London, Jul 18 : Archaeologists have inched closer to unravelling the secret behind Mona Lisa’s enigmatic smile, as they believe to have discovered the skeleton of the model who posed for Da Vinci’s masterpiece. Archaeologists in Italy have found a skeleton buried beneath the floor of a convent in Florence, which they believe belonged to Lisa Gherardini, the model who posed for Leonardo’s da Vinci’s painting, ‘The Mona Lisa’, the ‘Daily News’ reported. Lisa Gherardini, was the wife of a rich silk merchant named Francesco del Giocondo.

The painting has long also been known as La Gioconda, linking it to Gherardini’s husband, Francesco del Giocondo, who commissioned da Vinci to paint his wife. Digging will begin later this month at a convent in central Florence where Gherardini was buried in 1542. The same research team last year unearthed bones of the artist Caravaggio and discovered a possible cause of his death 400 years earlier. Researchers this time will hunt for Gherardini’s specific tomb at the convent using radar and seeking the remains of a woman in her 60s who died in the mid-1500s, reports the Guardian. They’ll carry out carbon dating and DNA tests to link remains to Gherardini’s children’s remains, also buried in Florence.

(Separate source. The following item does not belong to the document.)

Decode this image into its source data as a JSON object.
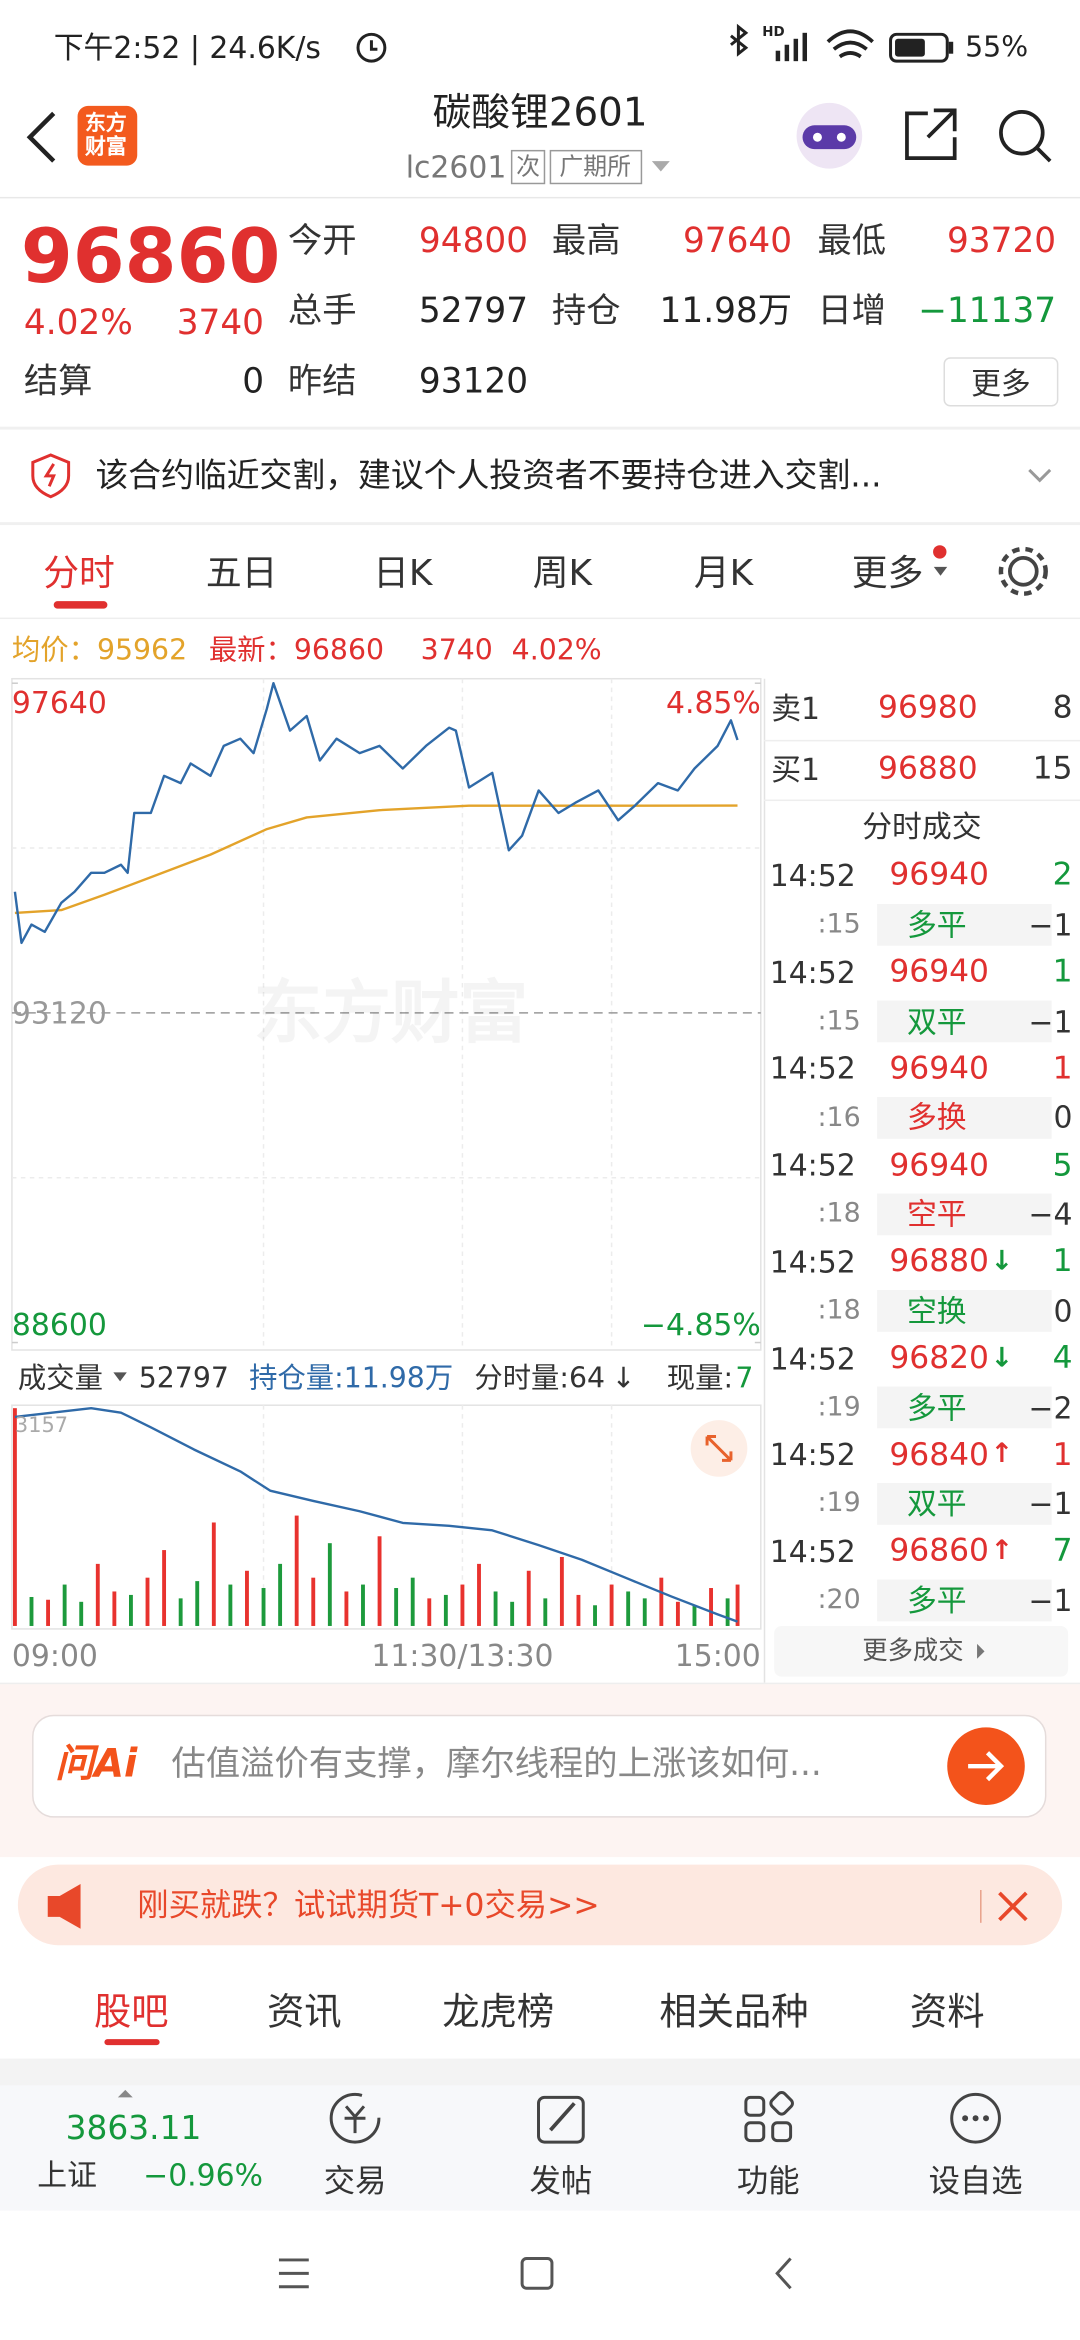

Most modern historians agree that the lady depicted in the Mona Lisa was Lisa del Giocondo, who became a nun after her husband’s death. She died at the age of 63 at the Convent of Saint Ursula on July 15, 1542. An archaeological team began digging at the abandoned convent last year. They had found a crypt believed to have been Lisa’s final resting place and soon after they unearthed a female-sized human skull. The skull was unearthed five feet under the convent’s original floor along with other fragments of human ribs and vertebrae. The dig which resumed last month, found a human skeleton this week. The bones will undergo tests to establish if they match the skull found last year. The DNA in the bones will be compared with the remains of the model’s two children. Once the scientists have verified that the skeleton and skull belong to the model, forensic artists will attempt to reconstruct her face and see how it compares to the 500-year-old version painted by da Vinci – and perhaps solve the riddle of the Mona Lisa’s enigmatic smile in the process, the report said. “We don’t know yet if the bones belong to one single skeleton or more than one. But this confirms our hypothesis that in St. Ursula convent there are still human bones and we cannot exclude that among them there are bones belonging to Lisa Gherardini,” archaeologist Silvano Vinceti, who is in charge of the dig was quoted as saying by the paper.

The painting is in oil on panel, started by Da Vinci in 1503 or 1504 and finished in 1519, shortly before his death, and after he had moved to France. Known in Italy as La Gioconda, it is considered the most famous painting in the world. The Mona Lisa is owned by the French government.